The plan is to lower the 98-ton, 40-feet tall concrete and metal box "over the source of the leaking oil about a mile underwater" and then connect it to a pipe.
In theory, once in place oil will flow into the containment system’s dome through the pipe to a barge on the surface.As always when learning about a BP assertion, don't let yourself be as credulous as a certain congressman we know. At least, not unless BP is paying you more than a measly $5,000 to act like a simpleton.
If it works, according to Hayward, "then you would have the principal leak contained by the early part of next week. But there's no guarantees."
Our blogging neighbor Bryan, over at Why Now?, points out that BP has not previously built a cofferdam capable of operating at 5,000 feet "because it 'seemed inconceivable' the blowout preventer would fail." He then reminds readers that BP and its subcontractor, Transocean, were first alerted to problems with the same blowout preventer when one failed off the coast of Mexico a decade ago.

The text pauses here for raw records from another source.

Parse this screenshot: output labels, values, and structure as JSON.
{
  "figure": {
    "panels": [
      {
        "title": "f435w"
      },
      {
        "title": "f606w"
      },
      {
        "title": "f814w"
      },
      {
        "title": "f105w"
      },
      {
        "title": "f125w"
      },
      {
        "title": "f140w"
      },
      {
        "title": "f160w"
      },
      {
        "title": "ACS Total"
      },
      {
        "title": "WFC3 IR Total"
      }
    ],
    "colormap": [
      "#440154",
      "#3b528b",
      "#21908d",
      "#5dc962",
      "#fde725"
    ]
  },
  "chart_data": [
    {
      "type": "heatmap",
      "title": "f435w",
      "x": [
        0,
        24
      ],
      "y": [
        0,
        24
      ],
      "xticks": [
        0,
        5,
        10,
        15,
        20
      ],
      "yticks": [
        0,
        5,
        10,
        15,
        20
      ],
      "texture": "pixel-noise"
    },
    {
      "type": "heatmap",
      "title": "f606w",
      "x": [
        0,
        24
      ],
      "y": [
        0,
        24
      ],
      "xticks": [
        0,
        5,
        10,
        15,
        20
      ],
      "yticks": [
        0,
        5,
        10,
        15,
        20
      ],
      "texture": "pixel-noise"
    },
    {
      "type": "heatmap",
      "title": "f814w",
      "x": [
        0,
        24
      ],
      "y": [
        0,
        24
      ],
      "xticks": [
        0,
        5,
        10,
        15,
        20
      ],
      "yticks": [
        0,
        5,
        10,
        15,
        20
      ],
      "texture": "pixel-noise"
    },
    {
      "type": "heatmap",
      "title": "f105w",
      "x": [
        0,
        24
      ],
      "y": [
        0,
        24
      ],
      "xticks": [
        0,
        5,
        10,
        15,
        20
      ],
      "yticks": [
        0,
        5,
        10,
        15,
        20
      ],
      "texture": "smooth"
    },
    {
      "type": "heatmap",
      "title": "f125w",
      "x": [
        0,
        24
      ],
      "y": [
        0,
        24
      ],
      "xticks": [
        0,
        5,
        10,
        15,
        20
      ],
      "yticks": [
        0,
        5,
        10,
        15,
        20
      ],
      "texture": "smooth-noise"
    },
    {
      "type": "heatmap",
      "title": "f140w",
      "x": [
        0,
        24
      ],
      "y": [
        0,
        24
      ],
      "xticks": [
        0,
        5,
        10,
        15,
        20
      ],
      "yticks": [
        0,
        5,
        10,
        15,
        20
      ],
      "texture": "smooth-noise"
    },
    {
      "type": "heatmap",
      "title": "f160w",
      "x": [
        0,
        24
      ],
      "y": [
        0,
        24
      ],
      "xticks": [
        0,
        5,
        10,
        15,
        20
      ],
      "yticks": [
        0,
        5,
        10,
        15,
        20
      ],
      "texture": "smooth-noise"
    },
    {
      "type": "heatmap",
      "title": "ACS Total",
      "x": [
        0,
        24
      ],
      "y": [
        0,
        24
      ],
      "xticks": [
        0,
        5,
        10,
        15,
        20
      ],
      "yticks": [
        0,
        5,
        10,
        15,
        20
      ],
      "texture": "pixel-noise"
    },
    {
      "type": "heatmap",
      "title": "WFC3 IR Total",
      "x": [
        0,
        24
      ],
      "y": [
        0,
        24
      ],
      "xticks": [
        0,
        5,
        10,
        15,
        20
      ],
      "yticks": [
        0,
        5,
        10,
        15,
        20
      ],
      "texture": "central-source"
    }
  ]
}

As the blogger known as The Maritime Lawyer explains:
Back in 2000, BP informed Transocean that there were problems with the blowout preventer on its rig, the Discover Enterprise. BP issued a notice of default to Transocean, and the latter admitted that there were issues with the blowout preventer. While BP was finding out about the problems with the blowout preventer on the Discover Enterprise, the same blowout preventer was being installed on the Deepwater Horizon, the semisubmersible offshore rig that blew up in the Gulf of Mexico this month. The blowout preventer was manufactured by Houston-based Cameron International. and Hydril. which is now owned by BP.Of course, everyone is hoping the cofferdam works. But no one knows what the odds might be that sinking a four-story stack of concrete and metal under the sea next to the broken drilling pipes will make things many times worse.